Traté de dormir, pero el aroma del hombre era tan pestilente que tardé varios minutos en conciliar el sueño. De pronto, mi indeseable acompañante me despertó porque le “molestaban” mis ronquidos. Tal no me hizo gracia y se lo iba a decir pero en ese instante me extendió mi cartera explicando que se había caído al suelo del autobús. De mi boca solo salió un reseco aunque sincero “gracias”. Esperé a que él se quedara dormido para abrirla y me alegré al constatar que toda mi fortuna, es decir los tres dólares que mi padre me dio a regañadientes en la estación, estaba en su sitio. Para combatir mi insomnio me comí el sándwich. Luego, consulté mi reloj. Apenas habían transcurrido tres horas, quedaban trece por delante.
Transitamos por Missouri y en San Luis, lugar de descanso obligado, gasté un dólar y medio en un café para acompañar mi segundo sándwich. El frío en el interior del autobús iba en aumento, pero eso no parecía molestar al vagabundo ─así lo había apodado─, quien permaneció en su asiento, dormido. Cerca de la ciudad de Chicago y a una hora de mi destino final la nevada arreció. El chofer recibió órdenes de detenerse en la central. “Solo será por unos minutos”, anunció y nos obligó a introducirnos en el edificio. Los presumidos minutos se convirtieron en tres horas.

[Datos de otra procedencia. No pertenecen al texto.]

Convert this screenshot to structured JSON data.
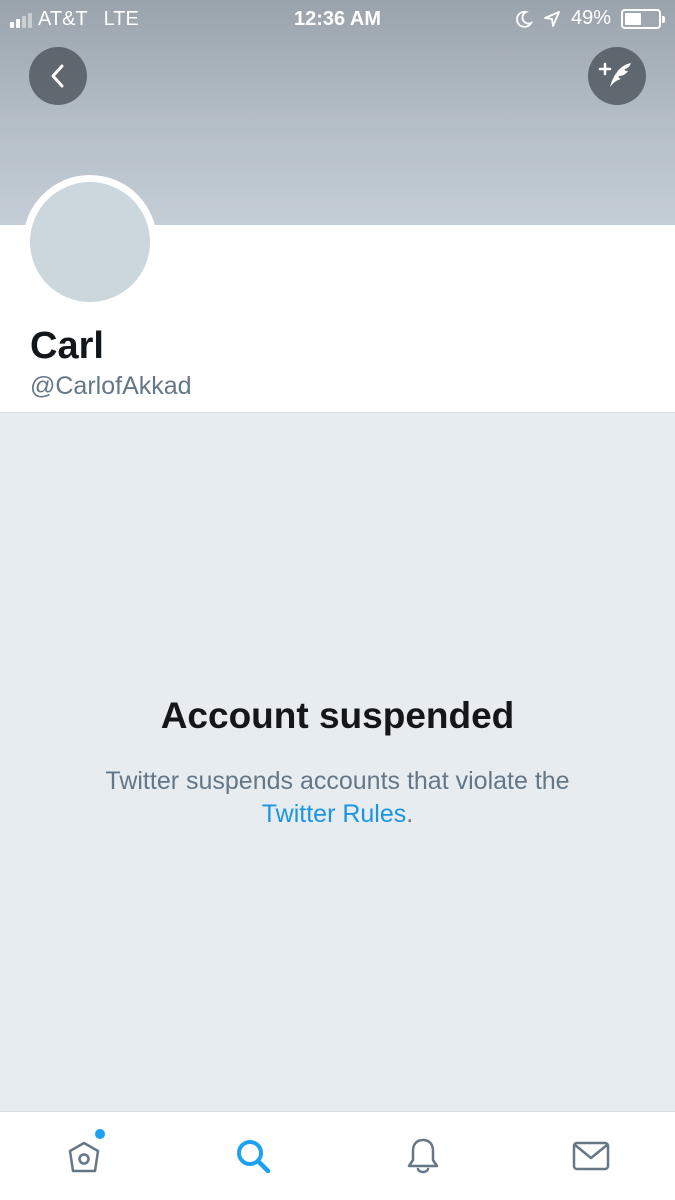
{
  "status_bar": {
    "carrier": "AT&T",
    "network": "LTE",
    "time": "12:36 AM",
    "battery": "49%",
    "battery_level": 0.49
  },
  "header": {
    "back_icon": "chevron-left-icon",
    "compose_icon": "compose-tweet-icon"
  },
  "profile": {
    "name": "Carl",
    "handle": "@CarlofAkkad"
  },
  "suspension": {
    "title": "Account suspended",
    "message": "Twitter suspends accounts that violate the",
    "link_text": "Twitter Rules",
    "trailing": "."
  },
  "tab_bar": {
    "tabs": [
      {
        "name": "home",
        "icon": "home-icon",
        "has_notification_dot": true
      },
      {
        "name": "search",
        "icon": "search-icon",
        "active": true
      },
      {
        "name": "notifications",
        "icon": "bell-icon"
      },
      {
        "name": "messages",
        "icon": "envelope-icon"
      }
    ]
  },
  "colors": {
    "accent": "#1da1f2",
    "link": "#1b95e0",
    "banner": "#b3bcc4",
    "suspended_bg": "#e6ecf0",
    "text_primary": "#14171a",
    "text_secondary": "#657786"
  }
}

El hambre comenzó a provocar estragos en mi estómago y mis precarios recursos me obligaron a elegir entre comprar una cajetilla de cigarros o un café. Elegí los cigarros e introduje las últimas monedas que me restaban una por una, con cuidado, repasándolas como si les estuviese sacando brillo antes de dárselas a comer a la máquina expendedora. Presioné el usual botón rojo y nada, di un golpe sobre el panel y nada… un golpe más y nada.

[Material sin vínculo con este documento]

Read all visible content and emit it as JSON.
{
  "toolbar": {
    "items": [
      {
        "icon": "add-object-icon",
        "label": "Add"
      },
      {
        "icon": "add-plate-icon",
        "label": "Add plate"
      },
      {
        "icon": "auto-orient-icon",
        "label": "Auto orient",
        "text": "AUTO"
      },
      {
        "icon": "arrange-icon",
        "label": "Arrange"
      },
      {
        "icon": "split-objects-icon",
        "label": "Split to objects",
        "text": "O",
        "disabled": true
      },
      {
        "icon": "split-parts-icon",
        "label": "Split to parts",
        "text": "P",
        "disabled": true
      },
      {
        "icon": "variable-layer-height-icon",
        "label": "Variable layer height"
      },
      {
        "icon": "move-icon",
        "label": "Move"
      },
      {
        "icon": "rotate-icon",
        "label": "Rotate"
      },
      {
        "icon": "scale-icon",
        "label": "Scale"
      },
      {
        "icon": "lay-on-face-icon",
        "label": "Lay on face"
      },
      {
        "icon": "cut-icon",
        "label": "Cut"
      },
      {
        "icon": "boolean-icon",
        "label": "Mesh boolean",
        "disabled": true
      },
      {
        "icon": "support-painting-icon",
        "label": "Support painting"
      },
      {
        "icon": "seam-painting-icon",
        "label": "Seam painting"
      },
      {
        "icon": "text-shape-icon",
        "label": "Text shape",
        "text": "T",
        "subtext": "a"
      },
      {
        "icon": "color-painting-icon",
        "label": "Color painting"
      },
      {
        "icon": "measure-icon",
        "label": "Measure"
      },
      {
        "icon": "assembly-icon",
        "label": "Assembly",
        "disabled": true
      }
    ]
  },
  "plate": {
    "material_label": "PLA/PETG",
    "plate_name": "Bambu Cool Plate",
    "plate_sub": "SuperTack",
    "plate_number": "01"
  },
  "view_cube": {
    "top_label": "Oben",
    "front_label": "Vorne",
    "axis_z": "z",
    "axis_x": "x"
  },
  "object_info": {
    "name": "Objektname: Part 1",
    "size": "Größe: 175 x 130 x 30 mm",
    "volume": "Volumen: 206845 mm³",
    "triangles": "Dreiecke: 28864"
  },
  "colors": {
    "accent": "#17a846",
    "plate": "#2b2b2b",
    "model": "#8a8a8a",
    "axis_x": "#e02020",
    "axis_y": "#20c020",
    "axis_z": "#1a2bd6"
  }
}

El vagabundo se acercó para preguntarme si tenía algún un problema, asentí. Dijo: “Cuídame las espaldas” y aporreó la máquina fuertemente con los pies y con las manos. La máquina escupió no una, sino dos cajetillas. Abrí la ventanilla del depósito y las retiré. El vagabundo comenzaba a alejarse cuando exclamé: “¡Ea, gracias!” y le obsequié una de ellas. En ese momento, en el altavoz se anunció la reanudación de la corrida.
Llegamos a nuestro destino con retraso. Perdí de vista al vagabundo mientras recibía los abrazos de mis abuelos. ¿Cómo hizo para soportar el hambre y el frío? Lo ignoro. Solo sé que jamás lo vi en las calles de Milwaukee durante los diez días que permanecí en esa ciudad, a pesar de que solía recorrerlas buscando entre las multitudes a mi nuevo amigo.